A method for the direct use of aligned landmark data (2D or 3D coordinates of comparable points) in phylogenetic analysis is described. The approach is based on finding, for each of the landmark points, the ancestral positions that minimize the distance between the ancestor/descendant points along the tree. Doing so amounts to maximizing the degree to which similar positions of the landmarks in different taxa can be accounted for by common ancestry, i.e. parsimony. This method requires no transformation of the aligned data or the results: the data themselves are the x, y, z coordinates of the landmarks, and the output of mapping a character onto a given tree is the x, y, z coordinates for the hypothetical ancestors. In the special case of collinear points, the results are identical to those of optimization of (continuous) additive characters.

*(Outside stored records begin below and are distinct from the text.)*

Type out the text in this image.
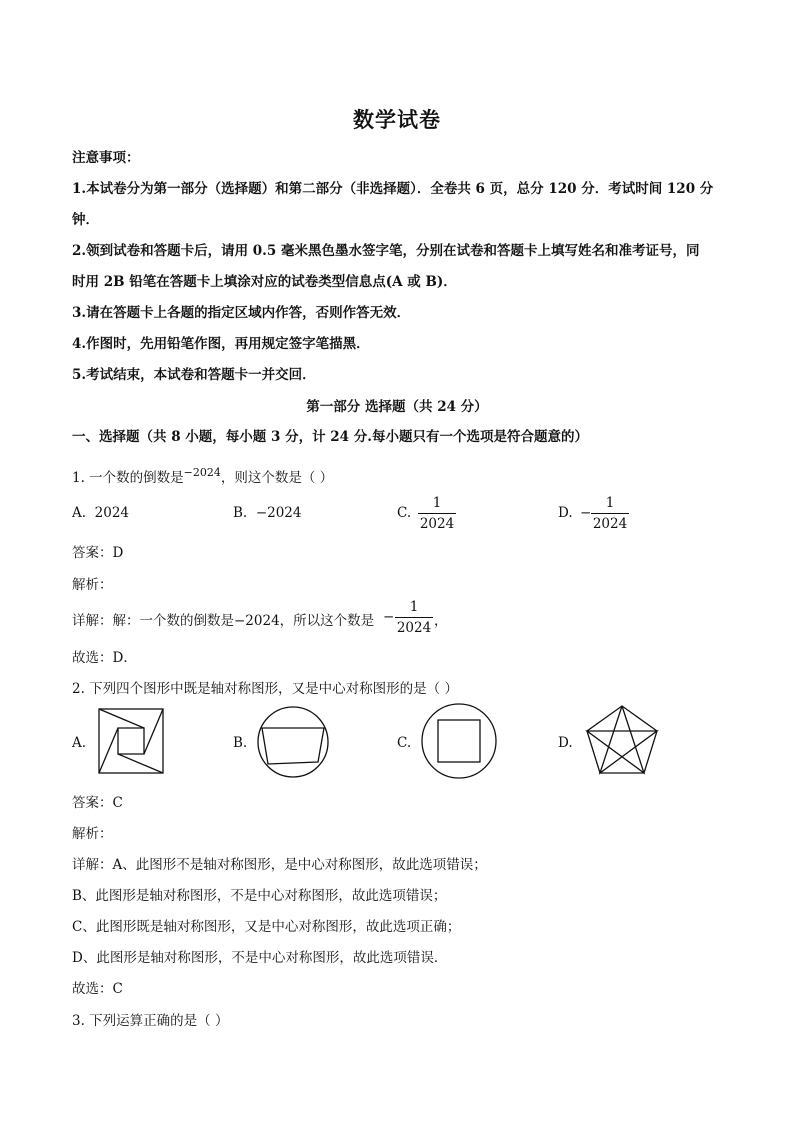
数学试卷
注意事项：
1.本试卷分为第一部分（选择题）和第二部分（非选择题）．全卷共 6 页，总分 120 分．考试时间 120 分
钟．
2.领到试卷和答题卡后，请用 0.5 毫米黑色墨水签字笔，分别在试卷和答题卡上填写姓名和准考证号，同
时用 2B 铅笔在答题卡上填涂对应的试卷类型信息点(A 或 B)．
3.请在答题卡上各题的指定区域内作答，否则作答无效．
4.作图时，先用铅笔作图，再用规定签字笔描黑．
5.考试结束，本试卷和答题卡一并交回．
第一部分 选择题（共 24 分）
一、选择题（共 8 小题，每小题 3 分，计 24 分.每小题只有一个选项是符合题意的）
1. 一个数的倒数是$^{-2024}$，则这个数是（ ）
A. 2024	B. −2024	C.
1
2024
D. −
1
2024
答案：D
解析：
详解：解：一个数的倒数是−2024，所以这个数是 −
1
2024 ，
故选：D．
2. 下列四个图形中既是轴对称图形，又是中心对称图形的是（ ）
A.	B.	C.	D.
答案：C
解析：
详解：A、此图形不是轴对称图形，是中心对称图形，故此选项错误；
B、此图形是轴对称图形，不是中心对称图形，故此选项错误；
C、此图形既是轴对称图形，又是中心对称图形，故此选项正确；
D、此图形是轴对称图形，不是中心对称图形，故此选项错误．
故选：C
3. 下列运算正确的是（ ）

Phylogenetic analysis of 73 060 taxa corroborates major eukaryotic groups.

Obtaining a well supported schema of phylogenetic relationships among the major groups of living organisms requires considering as much taxonomic diversity as possible, but the computational cost of calculating large phylogenies has so far been a major obstacle. We show here that the parsimony algorithms implemented in TNT can successfully process the largest phylogenetic data set ever analysed, consisting of molecular sequences and morphology for 73 060 eukaryotic taxa. The trees resulting from molecules alone display a high degree of congruence with the major taxonomic groups, with a small proportion of misplaced species; the combined data set retrieves these groups with even higher congruence. This shows that tree-calculation algorithms effectively retrieve phylogenetic history for very large data sets, and at the same time provides strong corroboration for the major eukaryotic lineages long recognized by taxonomists.